No to segregated buses; yes to segregated courts
 
 
[21 May 2015] - On Wednesday, 20 May 2015, the Prime Minister of Israel announced the freezing of a plan to segregate passengers on buses travelling in the West Bank based on their race or national identity. The announcement came less than one day after the regulation came into effect. However, it should be noted that the chief architect of the plan, Defence Minister Moshe Ya’alon, has made it clear that this is a temporary suspension and not a cancellation.
 
Clearly this regulation presented a public relations disaster for Israel, but was its suspension motivated by something more, such as a genuine concern that such a regulation would amount to state sponsored discrimination based on race or national identity? Unfortunately, the answer to this question appears to be no and the evidence to support this conclusion is the continued application of dual legal systems in the West Bank.
 
Since 1967, Israel has exercised penal jurisdiction over both Palestinians and Israeli settlers living in the West Bank. Although Israeli military law technically applies to all individuals in the West Bank, in practice civilian law is applied to settlers. Accordingly, if an “Israeli” (as defined in the regulations) present in the West Bank is charged with an offence, he or she can be tried before a civilian court.
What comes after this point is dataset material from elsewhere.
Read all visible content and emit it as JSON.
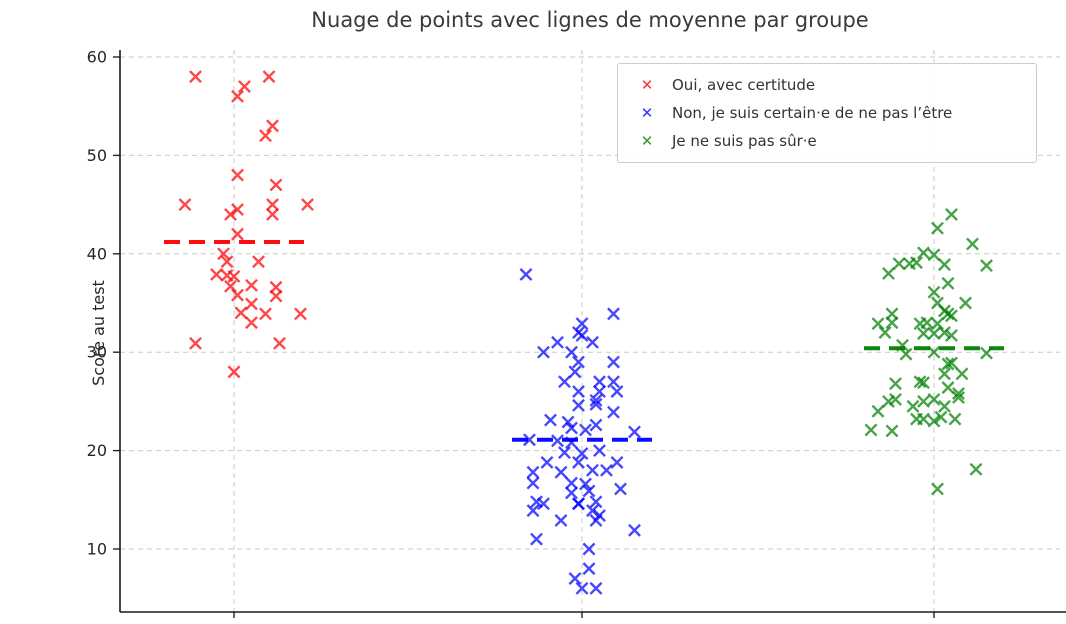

This means that an “Israeli” in the West Bank, although in theory subject to concurrent jurisdiction (civilian and military), will invariably be prosecuted in a civilian court as a matter of public policy.
 
In practice this means that two children in the West Bank committing the same offence, such as throwing stones, are dealt with under two distinct legal systems, depending on who is Palestinian (military jurisdiction) and who is a settler (civilian jurisdiction). Not surprisingly, the child prosecuted in the civilian system will be afforded greater rights and protections.
 
It is important to note that in most conflict situations the issue of unlawful discrimination does not arise. However, it does arise in the context of the West Bank as a direct consequence of Israeli settlement activity. Whilst there is no serious dispute as to the legal status of the settlements, there is also no lawful justification upon which Israel can discriminate between persons over whom it exercises penal jurisdiction.
 
This conclusion does not mean that Israel must apply its civilian law to Palestinians in the West Bank, as this would be tantamount to unlawful annexation. However, it does mean that the laws applied to Palestinians in the West Bank must contain rights no less favourable than those applied to their Israeli neighbours living next door in a settlement. It must also be noted that the rights and protections afforded to Palestinians living under occupation are ultimately derived from international law, which may, in some cases, exceed the rights and protections provided under Israeli civilian law, particularly in the current circumstances of a military occupation extending beyond four decades.
 
Although segregated buses provide a clear and obvious picture of discrimination, applying different laws, with different rights and protections, to individuals living side by side based on nothing more than their race, may prove to have far greater legal, ethical and strategic consequences for Israel.